On generalized M. Riesz conjugate function theorem for harmonic mappings
Anton Gjokaj, David Kalaj, Djordjije Vujadinovic
TL;DR
This work sharpens the generalized M. Riesz conjugate framework for harmonic mappings by determining the best constant A_{p,c} in the inequality || (|P_+[f]|^2 + c|P_-[f]|^2)^{p/2} ||_{L^p} ≤ A_{p,c} ||f||_{L^p} for 2 ≤ p < ∞ and c > 0, where P_+ and P_- are the analytic and co-analytic projections. The authors develop a subharmonic majorant approach, deriving an explicit sharp constant a_{p,c} = 2^{-1/2} sqrt((1+c+S) csc^2(π/p)) with S = sqrt(1+c^2+2c cos(2π/p)), and show sharpness via extremal quasiconformal harmonic mappings (γ → 1/p) as the minimizing sequence. They prove the main inequality (Theorem Kao) and its sharpness (2.2), and then establish a related result (Theorem theo123) by parametrizing c with R and splitting the proof into p ∈ [2,4] and p ≥ 4, using carefully constructed subharmonic majorants.
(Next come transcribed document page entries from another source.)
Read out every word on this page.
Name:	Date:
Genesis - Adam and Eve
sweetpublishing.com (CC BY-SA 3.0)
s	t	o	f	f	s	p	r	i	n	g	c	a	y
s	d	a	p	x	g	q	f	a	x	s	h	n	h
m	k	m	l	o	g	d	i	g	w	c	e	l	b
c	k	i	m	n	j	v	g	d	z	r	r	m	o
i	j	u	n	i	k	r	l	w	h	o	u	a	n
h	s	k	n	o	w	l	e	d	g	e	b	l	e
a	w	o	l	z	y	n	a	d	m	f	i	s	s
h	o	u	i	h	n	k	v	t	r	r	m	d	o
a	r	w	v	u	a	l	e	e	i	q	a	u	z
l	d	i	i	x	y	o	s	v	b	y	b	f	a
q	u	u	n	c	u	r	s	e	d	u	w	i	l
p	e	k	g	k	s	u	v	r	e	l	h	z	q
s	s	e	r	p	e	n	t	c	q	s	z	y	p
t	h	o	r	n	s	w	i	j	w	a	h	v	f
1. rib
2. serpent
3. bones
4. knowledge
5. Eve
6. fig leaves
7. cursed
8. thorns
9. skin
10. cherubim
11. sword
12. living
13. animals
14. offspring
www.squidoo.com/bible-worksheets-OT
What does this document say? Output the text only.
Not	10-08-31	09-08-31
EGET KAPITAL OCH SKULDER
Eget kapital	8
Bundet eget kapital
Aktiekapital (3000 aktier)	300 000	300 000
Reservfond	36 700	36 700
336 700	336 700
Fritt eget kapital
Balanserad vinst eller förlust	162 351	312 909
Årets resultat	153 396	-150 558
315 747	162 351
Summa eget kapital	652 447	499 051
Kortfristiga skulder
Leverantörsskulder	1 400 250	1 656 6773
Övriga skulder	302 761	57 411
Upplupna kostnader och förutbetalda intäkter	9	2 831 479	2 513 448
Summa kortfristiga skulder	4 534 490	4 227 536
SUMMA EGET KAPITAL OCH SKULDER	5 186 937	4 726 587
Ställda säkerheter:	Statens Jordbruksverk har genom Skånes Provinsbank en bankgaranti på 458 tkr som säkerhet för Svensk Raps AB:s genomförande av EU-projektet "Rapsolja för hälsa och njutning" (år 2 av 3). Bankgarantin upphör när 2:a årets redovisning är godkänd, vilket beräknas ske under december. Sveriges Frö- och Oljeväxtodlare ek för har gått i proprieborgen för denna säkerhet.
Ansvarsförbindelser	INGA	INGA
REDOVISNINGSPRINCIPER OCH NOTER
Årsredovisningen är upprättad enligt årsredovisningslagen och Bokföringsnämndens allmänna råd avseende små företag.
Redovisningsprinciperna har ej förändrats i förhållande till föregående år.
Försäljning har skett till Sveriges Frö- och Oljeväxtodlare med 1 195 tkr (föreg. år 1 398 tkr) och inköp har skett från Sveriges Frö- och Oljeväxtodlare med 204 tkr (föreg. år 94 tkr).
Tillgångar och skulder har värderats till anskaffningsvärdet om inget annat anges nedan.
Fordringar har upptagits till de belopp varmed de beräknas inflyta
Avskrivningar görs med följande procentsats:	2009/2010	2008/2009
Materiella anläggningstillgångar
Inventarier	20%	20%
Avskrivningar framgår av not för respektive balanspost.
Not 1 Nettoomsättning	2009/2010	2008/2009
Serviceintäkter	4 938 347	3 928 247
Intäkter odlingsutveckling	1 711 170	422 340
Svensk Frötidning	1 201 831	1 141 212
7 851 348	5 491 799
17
The results extend Verbitsky’s sharp M. Riesz-type bounds and Kalaj’s harmonic-map inequalities, providing a precise, extremal-structure description with implications for generalized conjugate-function theory in harmonic analysis.
Abstract
Let $L^p(\mathbf{T})$ be the Lesbegue space of complex-valued functions defined in the unit circle $\mathbf{T}=\{z: |z|=1\}\subseteq \mathbb{C}$. In this paper, we address the problem of finding the best constant in the inequality of the form: $$\|(|P_+ f|^2+c| P_{-} f|^2)^{1/2}\|_{L^p(\mathbf{T})}\le A_{p,c} \|f\|_{L^p(\mathbf{T})}.$$ Here $2\le p<\infty$, $c>0$, and by $P_{-} f$ and $ P_+ f$ are denoted co-analytic and analytic projection of a function $f\in L^p(\mathbf{T})$. The sharpness of the constant $A_{p,c}$ follows by taking a family quasiconformal harmonic mapping $f_γ$ and letting $γ\to 1/p$. The result extends a sharp version of M. Riesz conjugate function theorem of Pichorides and Verbitsky and some well-known estimates for holomorphic functions.